Issu de la science-fiction et prenant ses racines dans les écrits de Jules Verne et de H.G. Wells, le steampunk est le genre qui donne la parole aux marginaux et aux laissés-pour-compte.
L’occultisme au service du pouvoir
Cette thématique est née du terrifiant constat de la remontée du fascisme à travers le monde avec, notamment, la constitution d’une oligarchie d’ultra-riches qui s’accaparent le pouvoir et n’hésitent pas à mentir, manipuler, déformer la réalité pour servir leurs intérêts. Historiquement, il existe un pont entre le pouvoir et les sociétés secrètes plus ou moins occultes. On a l’exemple de Raspoutine à la cour de l’Empire de Russie ou encore de l’ordre de Thulé qui a inspiré l’idéologie du parti nazi.
Ce huitième volume* imagine d’autres formes d’oligarchie et vous invite à explorer leur pendant mystique, métaphysique, alchimique, astrologique… Avec cette anthologie, vous passerez d’une utopie autarcique défaillante à une république dirigée par les prédictions journalistiques ; vous chercherez à vaincre la mort grâce aux astres ou à comprendre les lois de la physique pour une Église vouée à la science.
*Chaque volume des anthologies steampunk de notre collection peut être lu indépendamment des autres.
Sommaire
- La République du Croissant, Inès Ache ;
- Les Doyens de l’oubli, Doria Roustan ;
- La Forme repliée, Marion Joyce ;
- Onirochrone, Emmeline Dardoize.
Quatrième de couverture
« Le steampunk manipule l’histoire du XIXe siècle, la plie à sa volonté pour en extraire une vision altérée. Écartez le voile de la réalité pour sombrer dans cette anthologie où les oligarques monopolisent le pouvoir grâce à une influence invisible. Rituels, complots, manipulations… Les élites sont prêtes à tout pour garder le contrôle et maintenir l’illusion fragile entre science et magie.

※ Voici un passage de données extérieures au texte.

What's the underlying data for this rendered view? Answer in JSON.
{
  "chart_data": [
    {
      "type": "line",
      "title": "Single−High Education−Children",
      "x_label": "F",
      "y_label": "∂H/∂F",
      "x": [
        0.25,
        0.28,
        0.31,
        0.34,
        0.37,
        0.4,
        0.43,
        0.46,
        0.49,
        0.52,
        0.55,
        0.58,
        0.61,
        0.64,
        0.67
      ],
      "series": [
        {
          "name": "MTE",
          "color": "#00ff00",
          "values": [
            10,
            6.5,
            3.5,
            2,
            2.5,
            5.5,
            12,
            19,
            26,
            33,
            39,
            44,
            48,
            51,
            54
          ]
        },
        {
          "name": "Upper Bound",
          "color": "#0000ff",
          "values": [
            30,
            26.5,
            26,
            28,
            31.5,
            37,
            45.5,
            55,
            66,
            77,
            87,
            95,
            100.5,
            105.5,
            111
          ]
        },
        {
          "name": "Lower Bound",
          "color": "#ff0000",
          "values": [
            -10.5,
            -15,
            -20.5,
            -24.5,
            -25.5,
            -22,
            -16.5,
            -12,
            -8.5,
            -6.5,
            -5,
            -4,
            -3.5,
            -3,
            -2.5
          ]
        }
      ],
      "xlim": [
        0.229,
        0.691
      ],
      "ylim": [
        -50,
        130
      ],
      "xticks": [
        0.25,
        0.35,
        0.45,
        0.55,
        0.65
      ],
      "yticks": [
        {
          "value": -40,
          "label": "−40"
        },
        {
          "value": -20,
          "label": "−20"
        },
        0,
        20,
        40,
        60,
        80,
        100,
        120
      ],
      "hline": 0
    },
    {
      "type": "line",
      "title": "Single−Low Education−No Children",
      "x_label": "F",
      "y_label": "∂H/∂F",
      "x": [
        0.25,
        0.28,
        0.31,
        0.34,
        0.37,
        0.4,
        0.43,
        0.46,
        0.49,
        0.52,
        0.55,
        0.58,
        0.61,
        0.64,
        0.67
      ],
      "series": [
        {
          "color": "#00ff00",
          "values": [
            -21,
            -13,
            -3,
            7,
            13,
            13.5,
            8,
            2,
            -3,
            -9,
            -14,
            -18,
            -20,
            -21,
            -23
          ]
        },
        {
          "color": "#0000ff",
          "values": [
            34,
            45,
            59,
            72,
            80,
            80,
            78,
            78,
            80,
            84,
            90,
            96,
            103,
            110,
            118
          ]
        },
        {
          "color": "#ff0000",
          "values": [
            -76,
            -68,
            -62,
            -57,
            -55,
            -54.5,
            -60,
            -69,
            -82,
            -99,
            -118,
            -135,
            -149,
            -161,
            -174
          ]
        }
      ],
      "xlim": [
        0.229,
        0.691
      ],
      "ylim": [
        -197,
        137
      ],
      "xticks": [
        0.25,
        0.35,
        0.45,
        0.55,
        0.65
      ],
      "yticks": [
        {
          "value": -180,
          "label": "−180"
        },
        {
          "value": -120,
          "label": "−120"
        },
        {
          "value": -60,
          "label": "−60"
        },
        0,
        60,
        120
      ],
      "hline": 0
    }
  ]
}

Pour le meilleur ou pour le pire, ou juste différemment. Prenez place dans notre machine à remonter le temps ! »
Autrices
- Inès Ache : Née à Lyon, Inès Ache a suivi des études en sciences sociales à Paris, ville qui a nourri son goût pour les arts. L’univers steampunk se trouve à la croisée entre ses genres littéraires favoris : le roman historique et les littératures de l’imaginaire. Elle aime écrire sur le pouvoir, le deuil, l’amitié et la morale.
- Emmeline Dardoize : Tombée dans la marmite de l’imaginaire quand elle était petite, Emmeline Dardoize a passé son enfance (et même un peu plus) à chevaucher des dragons et pourfendre des monstres. Après avoir tant bien que mal atterri dans le monde réel, elle a suivi des études de lettres et est devenue professeure. Les années ont nourri sa passion pour les voyages, les civilisations lointaines et l’alchimie des mots.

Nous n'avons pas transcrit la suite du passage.